Born in 1975 in Trbovlje. Earned a bachelor and master’s degree from the Academy of Fine Arts in Ljubljana. Also, an excellent guitarist in the band Moveknowledgement. He lives and works in Ljubljana and Novo mesto.
Features
Innovation of layering
We layer multiple colours of threads and so create rich embroidery and colour texture that is impossible to create with classic one-layer embroidery technique. By layering, we develop colour transitions and shadowing, by which we create multiple-colour surfaces, similar to pointillism painting.
Smooth transitions and shading
By intertwining threads of endless colours and creating colour transitions, we can shape soft shadows, make one surface transition into another and mix colours into an endless multitude of hues. This way, we can also recreate motives from photographs and sophisticated art paintings which wouldn’t be possible with classic embroidery technique, using vector surfaces.

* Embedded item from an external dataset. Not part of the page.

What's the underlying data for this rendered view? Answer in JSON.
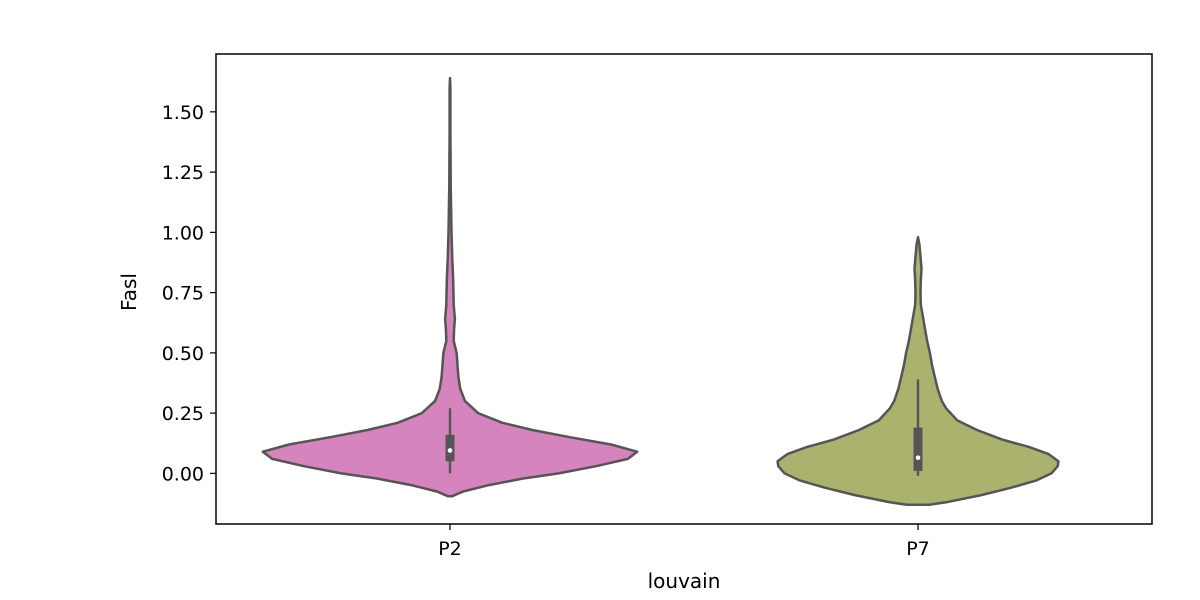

Sophisticated colour calibration
Usually in embroidery, 10 or 20, maybe 30 colours of threads are used. We use around 1,000 colour hues and if a colour still doesn’t match the desired one, we create it by layering and colour transitions. We have digitally scanned colours of all threads by using a spectrograph, so we can colour match any colour from an original material or from CMYK, RGB or Pantone colour schemes.